A review by anushaaa
Babel by R.F. Kuang

challenging dark emotional informative reflective sad tense fast-paced

5.0

 
'...when they wouldn't have to go through endless distortions just to be understood.'

This book fascinated me because I went into knowing nothing about what was going on, but loving every bit of it.  This is beautiful. This is horrifying. This is fictionalised. this is true. This was life for them. and still is. I wanted to laugh and cry and all of the above, I simply loved it. Thats not to say it was without its imperfections, but the overall message was beautifully done.

This is a quote I laughed about how blunt but how true it was:
It revealed the sheer dependence of the British, who, astonishingly, could not manage to do basic things like bake bread or get safely from one place to another without words stolen from other countries.

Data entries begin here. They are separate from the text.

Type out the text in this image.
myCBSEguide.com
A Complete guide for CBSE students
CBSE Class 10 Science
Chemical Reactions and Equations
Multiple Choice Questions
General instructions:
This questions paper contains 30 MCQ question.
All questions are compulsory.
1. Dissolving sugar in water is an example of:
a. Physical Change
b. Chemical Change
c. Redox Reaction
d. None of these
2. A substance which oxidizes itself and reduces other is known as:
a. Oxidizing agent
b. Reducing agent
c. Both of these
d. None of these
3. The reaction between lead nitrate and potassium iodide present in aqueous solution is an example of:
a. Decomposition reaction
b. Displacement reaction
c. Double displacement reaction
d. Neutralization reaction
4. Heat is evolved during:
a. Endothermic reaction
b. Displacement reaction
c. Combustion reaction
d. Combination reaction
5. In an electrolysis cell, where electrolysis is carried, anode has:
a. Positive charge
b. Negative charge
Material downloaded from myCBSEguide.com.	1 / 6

Ironic this is a 544 page book, but I said its a fast paced book. My only comments would be I wish it were longer, maybe even a duology because some parts could have been fleshed out more, I felt the climax came too quickly, and ending the story on Victoire had no significance. Otherwise I loved Kaung's intricate world building and the little notes at the end of the pages that made aspects of Babel feel real.


I didn't have high expectations after reading R.F. Kaung's Yellowface which I mildly enjoyed, but this by far is my favourite book out of the two, and its everything I didn't expect it to be, and more.